Having explained why it is we are primed by evolution to be most likely to want to follow tall healthy men or people who are good communicators, the authors have a section explaining why we tend not to like middle managers.

They argue that we evolved in small social units in which there was no need for an intermediate tier between the chief and the tribe. So, while we have an innate capacity to follow, and some of us to lead, we have no predisposition to feel attachment to those in-between. Of course, our evolution shapes us but it doesn’t determine our behaviour, so we can learn to love middle managers. But the book’s thesis does raise a couple of thoughts:

1.  While many middle managers try to deal with the role by emphasising the challenge of being stuck between the General and the troops this is probably the worst approach. Instead, middle managers should adopt either a collegiate approach in which they present themselves as very much part of the tribe and therefore able to win peer respect, or as big autonomous leaders whose drive and personality obscures the other leaders standing behind.   
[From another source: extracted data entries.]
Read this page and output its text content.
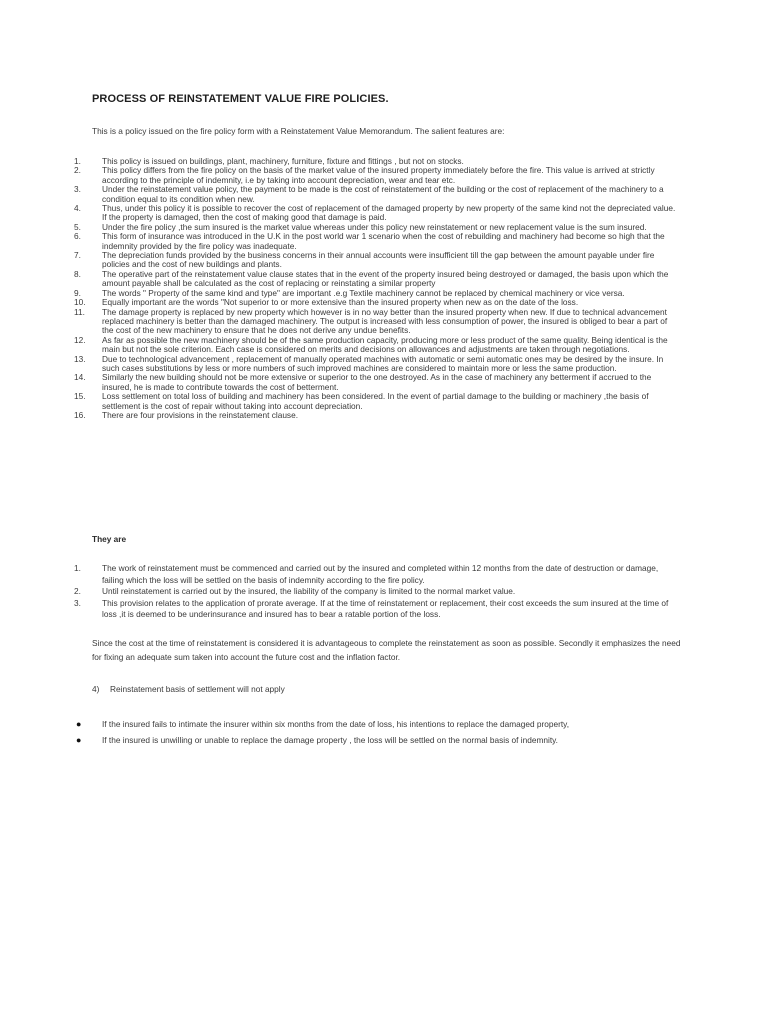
PROCESS OF REINSTATEMENT VALUE FIRE POLICIES.
This is a policy issued on the fire policy form with a Reinstatement Value Memorandum. The salient features are:
1.	This policy is issued on buildings, plant, machinery, furniture, fixture and fittings , but not on stocks.
2.	This policy differs from the fire policy on the basis of the market value of the insured property immediately before the fire. This value is arrived at strictly according to the principle of indemnity, i.e by taking into account depreciation, wear and tear etc.
3.	Under the reinstatement value policy, the payment to be made is the cost of reinstatement of the building or the cost of replacement of the machinery to a condition equal to its condition when new.
4.	Thus, under this policy it is possible to recover the cost of replacement of the damaged property by new property of the same kind not the depreciated value. If the property is damaged, then the cost of making good that damage is paid.
5.	Under the fire policy ,the sum insured is the market value whereas under this policy new reinstatement or new replacement value is the sum insured.
6.	This form of insurance was introduced in the U.K in the post world war 1 scenario when the cost of rebuilding and machinery had become so high that the indemnity provided by the fire policy was inadequate.
7.	The depreciation funds provided by the business concerns in their annual accounts were insufficient till the gap between the amount payable under fire policies and the cost of new buildings and plants.
8.	The operative part of the reinstatement value clause states that in the event of the property insured being destroyed or damaged, the basis upon which the amount payable shall be calculated as the cost of replacing or reinstating a similar property
9.	The words " Property of the same kind and type" are important .e.g Textile machinery cannot be replaced by chemical machinery or vice versa.
10. Equally important are the words "Not superior to or more extensive than the insured property when new as on the date of the loss.
11. The damage property is replaced by new property which however is in no way better than the insured property when new. If due to technical advancement replaced machinery is better than the damaged machinery. The output is increased with less consumption of power, the insured is obliged to bear a part of the cost of the new machinery to ensure that he does not derive any undue benefits.
12. As far as possible the new machinery should be of the same production capacity, producing more or less product of the same quality. Being identical is the main but not the sole criterion. Each case is considered on merits and decisions on allowances and adjustments are taken through negotiations.
13. Due to technological advancement , replacement of manually operated machines with automatic or semi automatic ones may be desired by the insure. In such cases substitutions by less or more numbers of such improved machines are considered to maintain more or less the same production.
14. Similarly the new building should not be more extensive or superior to the one destroyed. As in the case of machinery any betterment if accrued to the insured, he is made to contribute towards the cost of betterment.
15. Loss settlement on total loss of building and machinery has been considered. In the event of partial damage to the building or machinery ,the basis of settlement is the cost of repair without taking into account depreciation.
16. There are four provisions in the reinstatement clause.
They are
1.	The work of reinstatement must be commenced and carried out by the insured and completed within 12 months from the date of destruction or damage, failing which the loss will be settled on the basis of indemnity according to the fire policy.
2.	Until reinstatement is carried out by the insured, the liability of the company is limited to the normal market value.
3.	This provision relates to the application of prorate average. If at the time of reinstatement or replacement, their cost exceeds the sum insured at the time of loss ,it is deemed to be underinsurance and insured has to bear a ratable portion of the loss.
Since the cost at the time of reinstatement is considered it is advantageous to complete the reinstatement as soon as possible. Secondly it emphasizes the need for fixing an adequate sum taken into account the future cost and the inflation factor.
4) Reinstatement basis of settlement will not apply
● If the insured fails to intimate the insurer within six months from the date of loss, his intentions to replace the damaged property,
● If the insured is unwilling or unable to replace the damage property , the loss will be settled on the normal basis of indemnity.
2. The overwhelming majority of managers are middle managers. As well as the formal status of those working in medium sized and large organisations, many of those who may appear to be the chief (especially in the public and third sector) feel tightly constrained by targets, trustees or clients. Might it be that the general decline in societal deference in part reflects the predominant experience in bureaucratic mass societies of leadership as being compromised and constrained? Having an evolutionary disposition towards strong, assertive leadership, does the dilute, almost apologetic nature of most of the leadership we encounter engender a recurrent feeling of being let down?

I realise this is a pretty grand hypothesis, but at least you’ve got the weekend to think about it.